In the example above, I wish to capture all of the first 4 rows (the original data has many more rows). I tried the following which works:

df2 <- dplyr::filter(df, grepl("Player To Have 1 Or More Shots On Target", player))

How can the above be ameneded to include multiple digits for the "1"? E.g. I would like to capture 1,2,3,4, etc. shots?

I tried something like:

number_of_shots <- c("1","2")
df2 <- dplyr::filter(df, grepl("Player To Have", number_of_shots, "Or More Shots On Target", player))

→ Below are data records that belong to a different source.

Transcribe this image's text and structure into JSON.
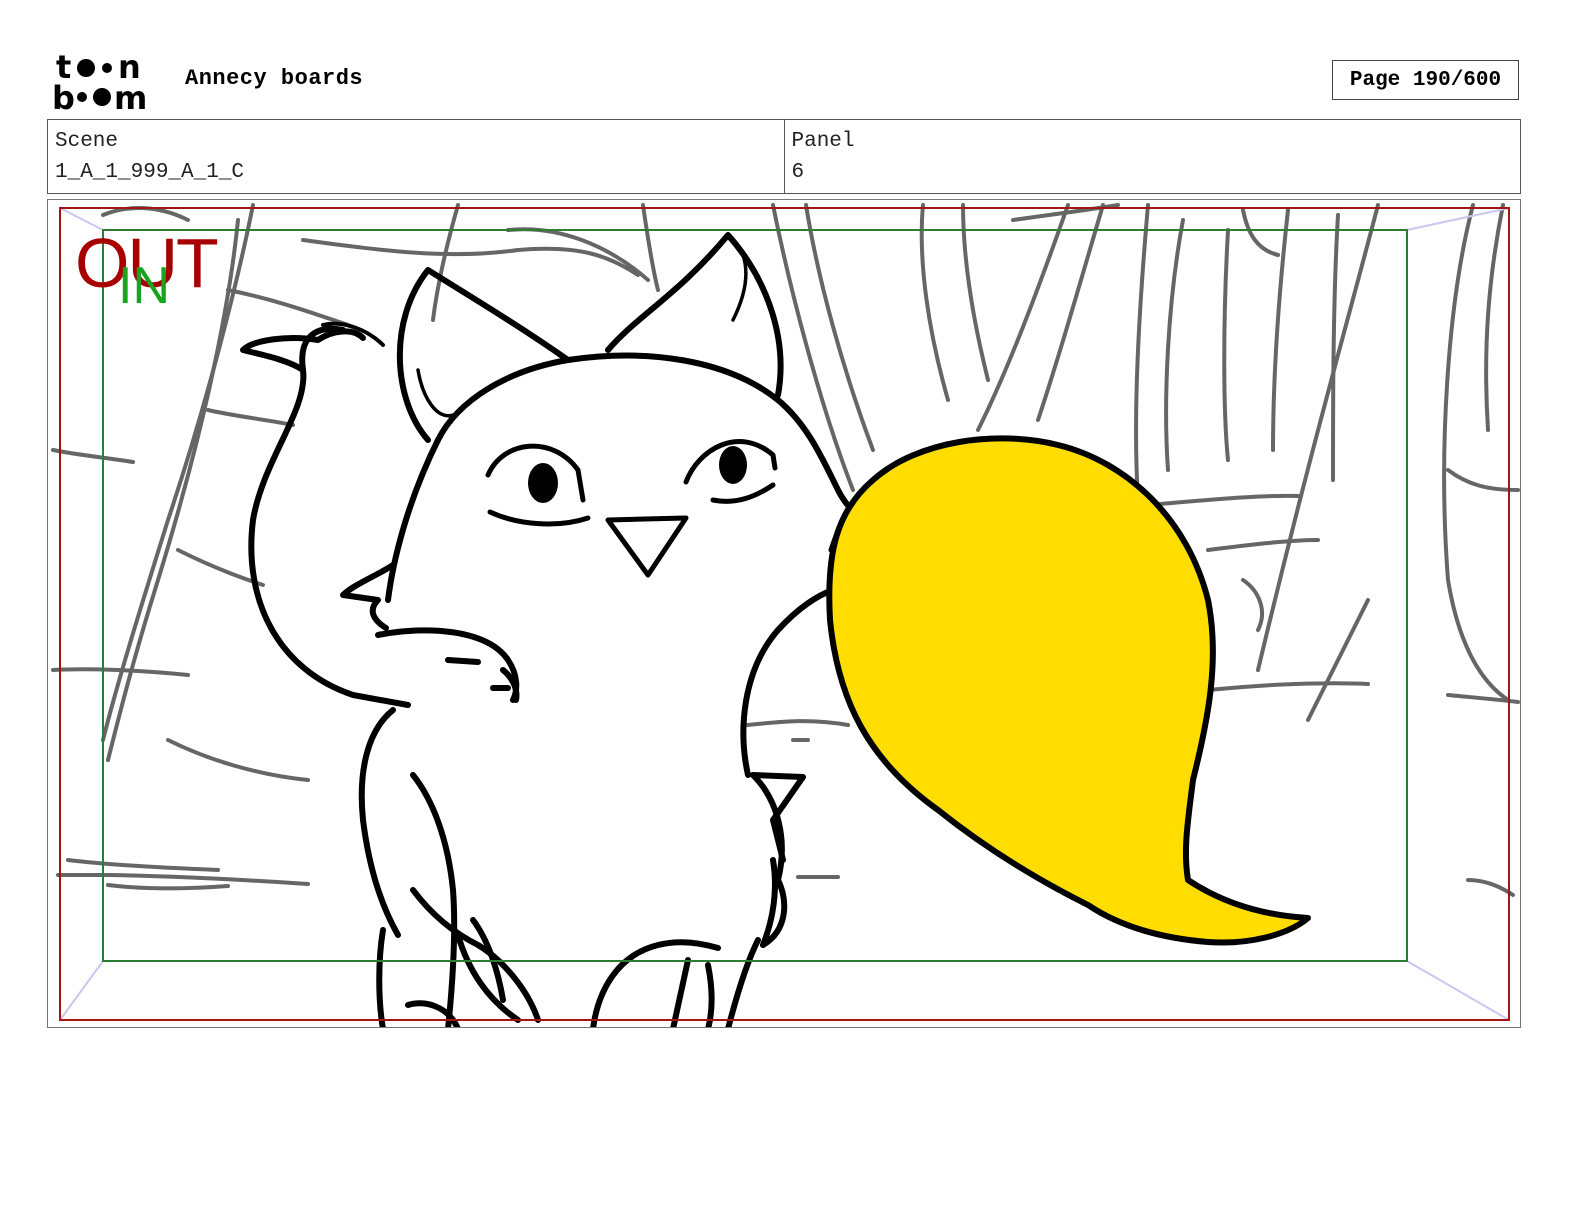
{
  "header": {
    "logo_top": "toon",
    "logo_bottom": "boom",
    "project_title": "Annecy boards",
    "page_label": "Page 190/600"
  },
  "info": {
    "scene_label": "Scene",
    "scene_value": "1_A_1_999_A_1_C",
    "panel_label": "Panel",
    "panel_value": "6"
  },
  "panel": {
    "out_label": "OUT",
    "in_label": "IN",
    "colors": {
      "out_frame": "#a31515",
      "in_frame": "#2e7d32",
      "out_text": "#a80000",
      "in_text": "#1aa321",
      "tail_fill": "#ffdd00",
      "background_lines": "#666666",
      "character_lines": "#000000",
      "camera_corners": "#c8c8f0"
    }
  }
}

But I get the following error:

Error in `dplyr::filter()`:
ℹ In argument: `grepl(...)`.
Caused by error:
! `..1` must be of size 5 or 1, not size 2.

Solution

  • Regular expressions can be used

    
    df <- data.frame(
      player = c('Player To Have 1 Or More Shots On Target', 'Player To Have 1 Or More Shots On Target', 
                 'Player To Have 10 Or More Shots On Target', 'Player To Have 3 Or More Shots On Target',
                 'Player To Have 1 Or More Shots On Target in 1st Half'))
    
    # match 0-9
    df %>%
      filter(grepl('^Player To Have [0-9] Or More Shots On Target$', player))
    
    # match anything 
    df %>%
      filter(grepl('^Player To Have .* Or More Shots On Target$', player))